One volunteer from a foreign-invested company just couldn’t understand what he was seeing.
“Hank, why do people throw their trash out on the street when they have ash trays in their cars or can throw it away at a gas station later?” he grumbled. “We are non-residents but collecting Koreans’ garbage. This is like guests cleaning up after a party instead of the host. I hope motorists who see us will refrain from littering. I hardly see ‘No Littering’ signs in Korea. Are you indifferent to littering?”
Most countries, including Korea, have a law against littering and consider the act a criminal offense.
The average fine for littering in the U.K. is about ￡100 plus any costs awarded by the court. However, maximum fine is ￡2,500.
Litter in California and you can be fined $1,000. In the state of Washington, the littering of lit cigarettes can incur a fine of up to $1,025.
Why the steep punishment for a toss of trash? Here are some reasons.
A. Litter is a threat to our health because it attracts vermin and is a breeding ground for bacteria. Also, items such as broken glass and syringes can be a public health hazard.
B. Litter looks bad. It tarnishes Korea’s image, especially to foreign tourists.
C. Litter pollutes our waterways and can cause floods, like those we experienced last month, by clogging sewage pipes.
D. Litter can cause car accidents.
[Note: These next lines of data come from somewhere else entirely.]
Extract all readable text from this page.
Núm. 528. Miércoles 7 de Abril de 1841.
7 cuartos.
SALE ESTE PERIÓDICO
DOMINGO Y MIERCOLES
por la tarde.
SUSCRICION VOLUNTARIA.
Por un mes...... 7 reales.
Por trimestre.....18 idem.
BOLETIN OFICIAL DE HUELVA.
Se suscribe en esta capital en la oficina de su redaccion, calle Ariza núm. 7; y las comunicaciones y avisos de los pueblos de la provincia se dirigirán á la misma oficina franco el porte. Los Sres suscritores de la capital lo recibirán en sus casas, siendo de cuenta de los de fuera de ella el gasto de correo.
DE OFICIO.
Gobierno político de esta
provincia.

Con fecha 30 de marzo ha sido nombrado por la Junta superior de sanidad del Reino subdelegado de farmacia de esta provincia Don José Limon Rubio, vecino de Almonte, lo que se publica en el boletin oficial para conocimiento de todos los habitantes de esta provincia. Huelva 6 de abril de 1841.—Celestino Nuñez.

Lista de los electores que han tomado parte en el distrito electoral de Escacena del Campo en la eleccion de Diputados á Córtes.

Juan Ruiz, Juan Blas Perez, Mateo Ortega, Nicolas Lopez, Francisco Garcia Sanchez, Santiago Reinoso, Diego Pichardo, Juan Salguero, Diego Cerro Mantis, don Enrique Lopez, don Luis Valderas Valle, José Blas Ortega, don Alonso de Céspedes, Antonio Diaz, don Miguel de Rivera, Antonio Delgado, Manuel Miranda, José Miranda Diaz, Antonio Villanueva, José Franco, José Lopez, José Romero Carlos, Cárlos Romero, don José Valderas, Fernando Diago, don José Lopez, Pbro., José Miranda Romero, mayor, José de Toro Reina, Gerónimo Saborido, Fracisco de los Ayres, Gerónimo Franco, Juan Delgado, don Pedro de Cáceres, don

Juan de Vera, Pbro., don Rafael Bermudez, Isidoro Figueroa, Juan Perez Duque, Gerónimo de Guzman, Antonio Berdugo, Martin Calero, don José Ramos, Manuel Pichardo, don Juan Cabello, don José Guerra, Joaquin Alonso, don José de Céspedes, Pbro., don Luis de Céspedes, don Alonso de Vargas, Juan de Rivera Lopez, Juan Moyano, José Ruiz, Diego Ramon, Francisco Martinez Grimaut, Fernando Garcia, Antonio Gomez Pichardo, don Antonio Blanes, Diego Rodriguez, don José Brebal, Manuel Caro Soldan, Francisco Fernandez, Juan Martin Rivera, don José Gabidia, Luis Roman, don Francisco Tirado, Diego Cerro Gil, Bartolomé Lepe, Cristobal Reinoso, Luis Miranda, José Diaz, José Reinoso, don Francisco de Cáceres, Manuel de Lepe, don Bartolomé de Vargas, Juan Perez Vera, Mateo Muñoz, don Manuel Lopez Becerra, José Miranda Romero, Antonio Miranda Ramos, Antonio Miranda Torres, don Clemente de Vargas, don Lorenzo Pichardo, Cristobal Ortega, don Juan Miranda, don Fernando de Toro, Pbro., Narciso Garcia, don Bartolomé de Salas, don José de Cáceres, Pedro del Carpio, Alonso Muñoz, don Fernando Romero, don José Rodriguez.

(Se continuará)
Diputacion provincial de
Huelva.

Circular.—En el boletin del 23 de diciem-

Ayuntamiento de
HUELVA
In the U.S., more than 800 people are killed a year in litter-attributed motor vehicle accidents.
Last but not least, litter attracts litter. It sends the message that people do not care for their environment and that it is acceptable to litter.
I would also like to point out that litter lasts. Aluminum cans last 80-100 years, glass bottles a million years, tin cans 50 years, and plastic bottles, indefinitely.
The Minor Offenses Act prohibits littering and punishes offenses with a 30,000 to 50,000 won fine. The incongruity between the indelibleness of the offense and the lightness of the punishment makes you wonder what message the Act is really sending.
Considering also Korea’s status as a role model for development, and the upcoming Asian Games and 2018 Winter Olympics, it’s high time we stopped seeming indifferent to littering.